Sireen is an Arabic feminine name of ancient and evocative lineage. In Arabic, سيرين (Sirin or Sireen) conveys the idea of pleasantness, harmony, and a voice that brings joy — a meaning that aligns felicitously with the name's phonetic beauty. The classical Arabic form Sirin is also recorded as the name of a Coptic woman who, in early Islamic history, was gifted to the Prophet Muhammad and became mother to his son Ibrahim; her sister Mariyah al-Qibtiyya is similarly documented, making both names part of an early layer of Arabic historical record.

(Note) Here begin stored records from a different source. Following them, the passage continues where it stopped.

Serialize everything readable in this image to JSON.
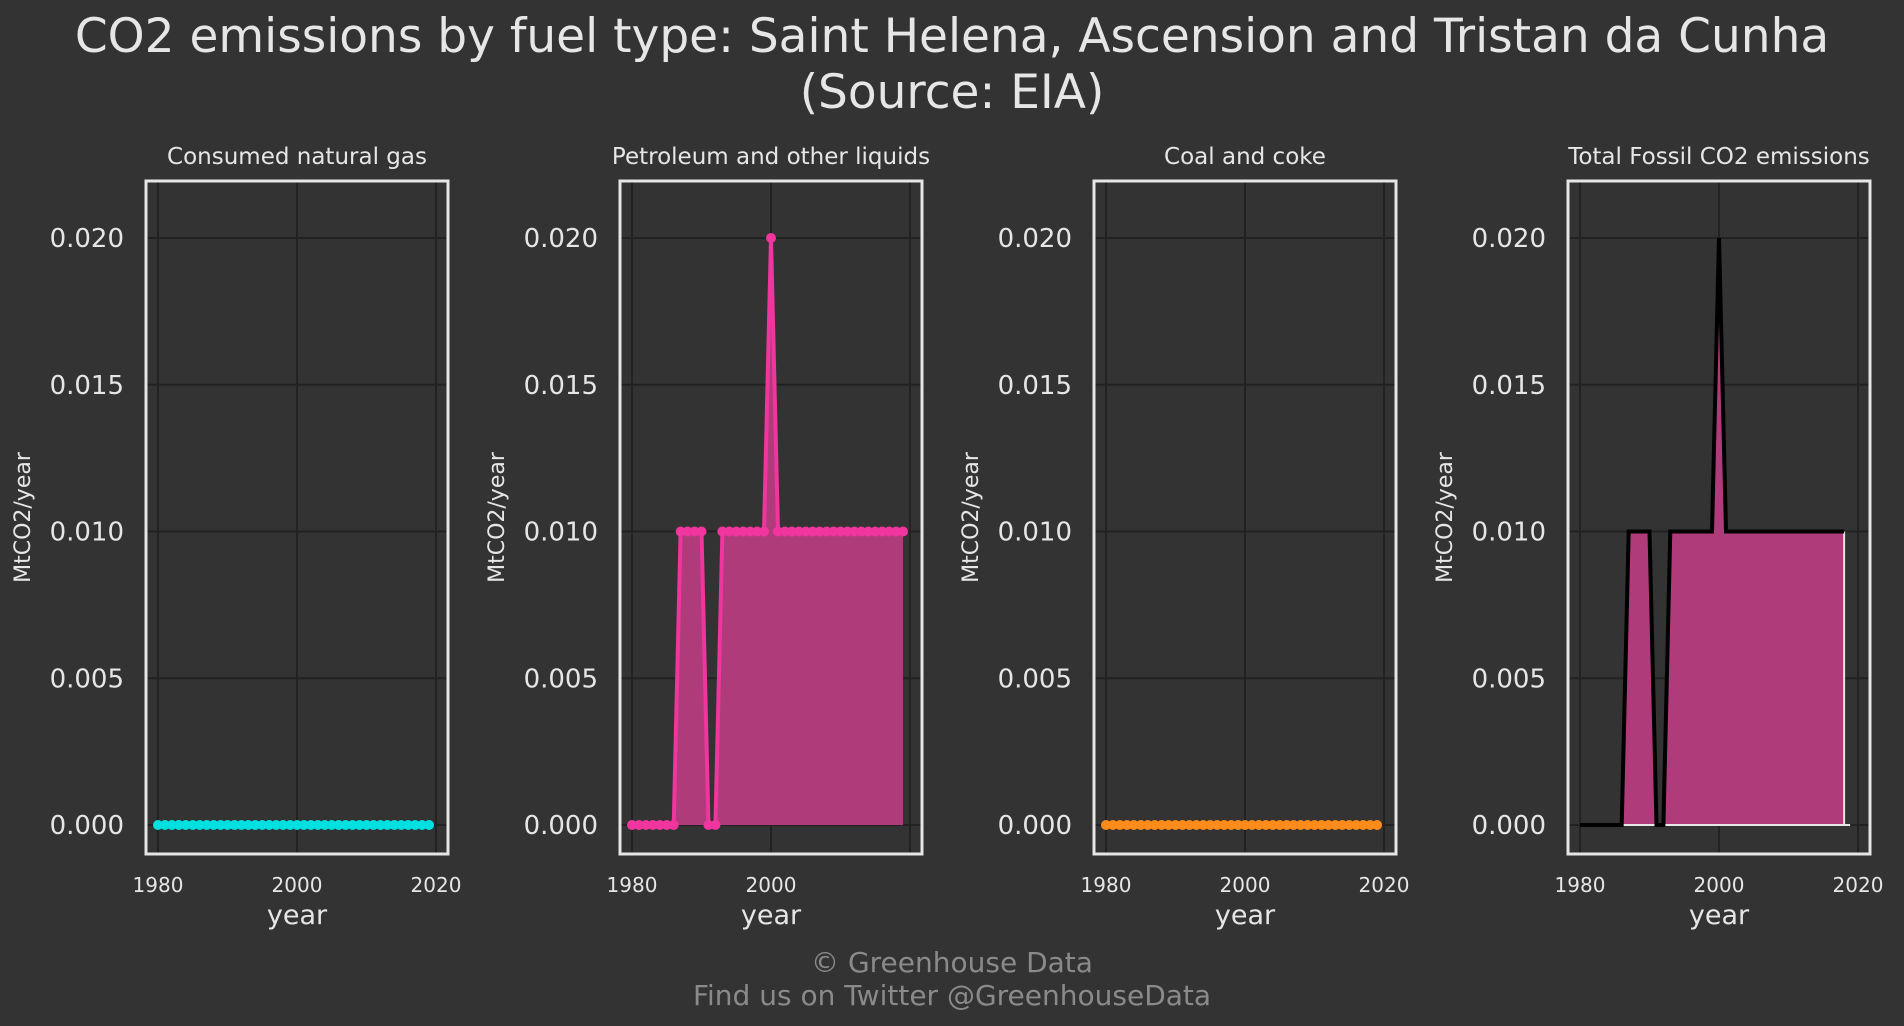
{
  "title_line1": "CO2 emissions by fuel type: Saint Helena, Ascension and Tristan da Cunha",
  "title_line2": "(Source: EIA)",
  "footer_line1": "© Greenhouse Data",
  "footer_line2": "Find us on Twitter @GreenhouseData",
  "colors": {
    "background": "#333333",
    "grid": "#222222",
    "frame": "#e6e6e6",
    "gas": "#00e0e0",
    "petroleum": "#f0359e",
    "petroleum_fill": "#b03b7b",
    "coal": "#ff8c1a",
    "total_line": "#000000",
    "total_fill": "#b03b7b"
  },
  "chart_data": [
    {
      "type": "scatter",
      "title": "Consumed natural gas",
      "xlabel": "year",
      "ylabel": "MtCO2/year",
      "xlim": [
        1980,
        2020
      ],
      "ylim": [
        0,
        0.02
      ],
      "xticks": [
        "1980",
        "2000",
        "2020"
      ],
      "yticks": [
        "0.000",
        "0.005",
        "0.010",
        "0.015",
        "0.020"
      ],
      "x": [
        1980,
        1981,
        1982,
        1983,
        1984,
        1985,
        1986,
        1987,
        1988,
        1989,
        1990,
        1991,
        1992,
        1993,
        1994,
        1995,
        1996,
        1997,
        1998,
        1999,
        2000,
        2001,
        2002,
        2003,
        2004,
        2005,
        2006,
        2007,
        2008,
        2009,
        2010,
        2011,
        2012,
        2013,
        2014,
        2015,
        2016,
        2017,
        2018,
        2019
      ],
      "values": [
        0,
        0,
        0,
        0,
        0,
        0,
        0,
        0,
        0,
        0,
        0,
        0,
        0,
        0,
        0,
        0,
        0,
        0,
        0,
        0,
        0,
        0,
        0,
        0,
        0,
        0,
        0,
        0,
        0,
        0,
        0,
        0,
        0,
        0,
        0,
        0,
        0,
        0,
        0,
        0
      ],
      "color": "#00e0e0"
    },
    {
      "type": "area",
      "title": "Petroleum and other liquids",
      "xlabel": "year",
      "ylabel": "MtCO2/year",
      "xlim": [
        1980,
        2020
      ],
      "ylim": [
        0,
        0.02
      ],
      "xticks": [
        "1980",
        "2000"
      ],
      "yticks": [
        "0.000",
        "0.005",
        "0.010",
        "0.015",
        "0.020"
      ],
      "x": [
        1980,
        1981,
        1982,
        1983,
        1984,
        1985,
        1986,
        1987,
        1988,
        1989,
        1990,
        1991,
        1992,
        1993,
        1994,
        1995,
        1996,
        1997,
        1998,
        1999,
        2000,
        2001,
        2002,
        2003,
        2004,
        2005,
        2006,
        2007,
        2008,
        2009,
        2010,
        2011,
        2012,
        2013,
        2014,
        2015,
        2016,
        2017,
        2018,
        2019
      ],
      "values": [
        0,
        0,
        0,
        0,
        0,
        0,
        0,
        0.01,
        0.01,
        0.01,
        0.01,
        0,
        0,
        0.01,
        0.01,
        0.01,
        0.01,
        0.01,
        0.01,
        0.01,
        0.02,
        0.01,
        0.01,
        0.01,
        0.01,
        0.01,
        0.01,
        0.01,
        0.01,
        0.01,
        0.01,
        0.01,
        0.01,
        0.01,
        0.01,
        0.01,
        0.01,
        0.01,
        0.01,
        0.01
      ],
      "color": "#f0359e"
    },
    {
      "type": "scatter",
      "title": "Coal and coke",
      "xlabel": "year",
      "ylabel": "MtCO2/year",
      "xlim": [
        1980,
        2020
      ],
      "ylim": [
        0,
        0.02
      ],
      "xticks": [
        "1980",
        "2000",
        "2020"
      ],
      "yticks": [
        "0.000",
        "0.005",
        "0.010",
        "0.015",
        "0.020"
      ],
      "x": [
        1980,
        1981,
        1982,
        1983,
        1984,
        1985,
        1986,
        1987,
        1988,
        1989,
        1990,
        1991,
        1992,
        1993,
        1994,
        1995,
        1996,
        1997,
        1998,
        1999,
        2000,
        2001,
        2002,
        2003,
        2004,
        2005,
        2006,
        2007,
        2008,
        2009,
        2010,
        2011,
        2012,
        2013,
        2014,
        2015,
        2016,
        2017,
        2018,
        2019
      ],
      "values": [
        0,
        0,
        0,
        0,
        0,
        0,
        0,
        0,
        0,
        0,
        0,
        0,
        0,
        0,
        0,
        0,
        0,
        0,
        0,
        0,
        0,
        0,
        0,
        0,
        0,
        0,
        0,
        0,
        0,
        0,
        0,
        0,
        0,
        0,
        0,
        0,
        0,
        0,
        0,
        0
      ],
      "color": "#ff8c1a"
    },
    {
      "type": "area",
      "title": "Total Fossil CO2 emissions",
      "xlabel": "year",
      "ylabel": "MtCO2/year",
      "xlim": [
        1980,
        2020
      ],
      "ylim": [
        0,
        0.02
      ],
      "xticks": [
        "1980",
        "2000",
        "2020"
      ],
      "yticks": [
        "0.000",
        "0.005",
        "0.010",
        "0.015",
        "0.020"
      ],
      "x": [
        1980,
        1981,
        1982,
        1983,
        1984,
        1985,
        1986,
        1987,
        1988,
        1989,
        1990,
        1991,
        1992,
        1993,
        1994,
        1995,
        1996,
        1997,
        1998,
        1999,
        2000,
        2001,
        2002,
        2003,
        2004,
        2005,
        2006,
        2007,
        2008,
        2009,
        2010,
        2011,
        2012,
        2013,
        2014,
        2015,
        2016,
        2017,
        2018
      ],
      "values": [
        0,
        0,
        0,
        0,
        0,
        0,
        0,
        0.01,
        0.01,
        0.01,
        0.01,
        0,
        0,
        0.01,
        0.01,
        0.01,
        0.01,
        0.01,
        0.01,
        0.01,
        0.02,
        0.01,
        0.01,
        0.01,
        0.01,
        0.01,
        0.01,
        0.01,
        0.01,
        0.01,
        0.01,
        0.01,
        0.01,
        0.01,
        0.01,
        0.01,
        0.01,
        0.01,
        0.01
      ],
      "color": "#000000"
    }
  ]
}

In Persian and Ottoman literary tradition, Shirin — a near variant — is the luminous heroine of the twelfth-century poet Nizami Ganjavi's epic romance Khusraw and Shirin, in which her beauty and wit drive one of the great love narratives of classical Islamic literature. The spelling Sireen anglicizes the Arabic original while preserving its essential sound, making it accessible in Western contexts without losing its cultural provenance. The name shares a tantalizing near-homophony with the Greek Siren — those mythological creatures of the sea whose irresistible song lured sailors onto rocks — though the two are etymologically unrelated.
That near-echo nonetheless lends Sireen an aura of enchantment. In the contemporary Arab world and its diaspora, Sireen remains in active, affectionate use, appreciated for combining deep historical roots with a sound that feels effortlessly modern and elegant across linguistic borders.